Segment Anything Model for Medical Images?
Yuhao Huang, Xin Yang, Lian Liu, Han Zhou, Ao Chang, Xinrui Zhou, Rusi Chen, Junxuan Yu, Jiongquan Chen, Chaoyu Chen, Sijing Liu, Haozhe Chi, Xindi Hu, Kejuan Yue, Lei Li, Vicente Grau, Deng-Ping Fan, Fajin Dong, Dong Ni
TL;DR
This work comprehensively evaluates the Segment Anything Model (SAM) for medical image segmentation (MIS) on the COSMOS 1050K dataset, a large, multi-modality collection designed to stress-test cross-domain MIS challenges. It analyzes SAM's performance under automatic Everything and various manual prompting modes (points and boxes) across ViT-B and ViT-H backbones, reporting that box prompts and the larger ViT-H backbone generally yield better, more stable results, while Everything mode remains weaker. The study also introduces a mask-matching evaluation, assesses inference efficiency via embedding caching, and demonstrates that SAM can significantly accelerate and improve annotation quality, though sensitivity to prompt randomness and boundary complexity persists. Additionally, task-specific finetuning (MedSAM) improves Dice scores substantially, highlighting the potential of adapting foundation segmentation models to MIS, while discussions point to future directions such as semantic awareness and 3D-consistent modeling.

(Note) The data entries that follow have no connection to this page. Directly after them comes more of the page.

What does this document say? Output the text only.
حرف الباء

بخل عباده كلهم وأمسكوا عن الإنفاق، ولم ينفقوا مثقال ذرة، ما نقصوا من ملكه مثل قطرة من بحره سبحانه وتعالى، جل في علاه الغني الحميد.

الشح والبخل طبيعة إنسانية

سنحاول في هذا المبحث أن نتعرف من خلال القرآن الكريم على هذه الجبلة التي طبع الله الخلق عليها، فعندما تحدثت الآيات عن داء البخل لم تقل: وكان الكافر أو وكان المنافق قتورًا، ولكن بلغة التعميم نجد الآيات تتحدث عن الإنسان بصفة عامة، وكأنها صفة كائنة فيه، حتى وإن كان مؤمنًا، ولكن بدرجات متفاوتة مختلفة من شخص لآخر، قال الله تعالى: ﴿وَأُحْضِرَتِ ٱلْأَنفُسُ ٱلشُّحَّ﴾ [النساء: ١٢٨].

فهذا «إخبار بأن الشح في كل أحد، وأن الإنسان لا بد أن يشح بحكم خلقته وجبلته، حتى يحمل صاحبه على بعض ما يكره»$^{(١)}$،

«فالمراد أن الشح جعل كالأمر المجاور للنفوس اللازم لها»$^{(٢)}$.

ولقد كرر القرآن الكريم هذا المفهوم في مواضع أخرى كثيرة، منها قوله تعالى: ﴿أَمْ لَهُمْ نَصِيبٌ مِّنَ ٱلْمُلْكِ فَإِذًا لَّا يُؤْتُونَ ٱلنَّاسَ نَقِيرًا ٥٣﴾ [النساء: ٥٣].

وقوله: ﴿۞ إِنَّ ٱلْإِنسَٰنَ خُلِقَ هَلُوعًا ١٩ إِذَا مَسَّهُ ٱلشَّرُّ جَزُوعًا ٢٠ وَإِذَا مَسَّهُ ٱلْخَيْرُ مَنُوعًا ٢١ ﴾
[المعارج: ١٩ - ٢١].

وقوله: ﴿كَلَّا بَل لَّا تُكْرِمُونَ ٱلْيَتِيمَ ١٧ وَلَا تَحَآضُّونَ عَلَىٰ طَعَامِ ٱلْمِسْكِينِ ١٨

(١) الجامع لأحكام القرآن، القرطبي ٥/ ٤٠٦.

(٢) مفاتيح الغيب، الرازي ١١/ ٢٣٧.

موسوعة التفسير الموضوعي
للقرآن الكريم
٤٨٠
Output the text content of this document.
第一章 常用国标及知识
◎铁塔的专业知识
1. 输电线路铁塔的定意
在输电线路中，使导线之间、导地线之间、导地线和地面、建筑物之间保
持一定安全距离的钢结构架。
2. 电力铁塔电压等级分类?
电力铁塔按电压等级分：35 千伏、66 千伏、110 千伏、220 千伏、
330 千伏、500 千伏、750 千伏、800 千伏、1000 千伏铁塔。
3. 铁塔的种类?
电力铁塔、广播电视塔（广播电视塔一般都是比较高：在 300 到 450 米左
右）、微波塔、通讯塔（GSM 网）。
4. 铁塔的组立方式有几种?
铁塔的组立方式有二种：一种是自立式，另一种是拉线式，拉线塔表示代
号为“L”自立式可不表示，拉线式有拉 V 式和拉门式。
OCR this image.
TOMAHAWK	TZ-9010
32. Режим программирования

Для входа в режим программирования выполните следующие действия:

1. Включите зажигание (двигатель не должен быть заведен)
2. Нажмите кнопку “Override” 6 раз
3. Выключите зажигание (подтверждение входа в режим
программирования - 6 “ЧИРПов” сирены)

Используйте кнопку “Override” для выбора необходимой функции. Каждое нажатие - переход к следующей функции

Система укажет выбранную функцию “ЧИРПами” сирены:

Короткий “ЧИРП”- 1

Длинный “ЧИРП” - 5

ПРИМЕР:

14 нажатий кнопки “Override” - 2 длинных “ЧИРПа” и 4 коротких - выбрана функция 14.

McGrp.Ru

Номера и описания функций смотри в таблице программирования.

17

Overall, SAM shows promise as a general MIS tool but requires careful prompting, backbone choice, and domain-specific refinement to achieve reliable deployment.
Abstract
The Segment Anything Model (SAM) is the first foundation model for general image segmentation. It has achieved impressive results on various natural image segmentation tasks. However, medical image segmentation (MIS) is more challenging because of the complex modalities, fine anatomical structures, uncertain and complex object boundaries, and wide-range object scales. To fully validate SAM's performance on medical data, we collected and sorted 53 open-source datasets and built a large medical segmentation dataset with 18 modalities, 84 objects, 125 object-modality paired targets, 1050K 2D images, and 6033K masks. We comprehensively analyzed different models and strategies on the so-called COSMOS 1050K dataset. Our findings mainly include the following: 1) SAM showed remarkable performance in some specific objects but was unstable, imperfect, or even totally failed in other situations. 2) SAM with the large ViT-H showed better overall performance than that with the small ViT-B. 3) SAM performed better with manual hints, especially box, than the Everything mode. 4) SAM could help human annotation with high labeling quality and less time. 5) SAM was sensitive to the randomness in the center point and tight box prompts, and may suffer from a serious performance drop. 6) SAM performed better than interactive methods with one or a few points, but will be outpaced as the number of points increases. 7) SAM's performance correlated to different factors, including boundary complexity, intensity differences, etc. 8) Finetuning the SAM on specific medical tasks could improve its average DICE performance by 4.39% and 6.68% for ViT-B and ViT-H, respectively. We hope that this comprehensive report can help researchers explore the potential of SAM applications in MIS, and guide how to appropriately use and develop SAM.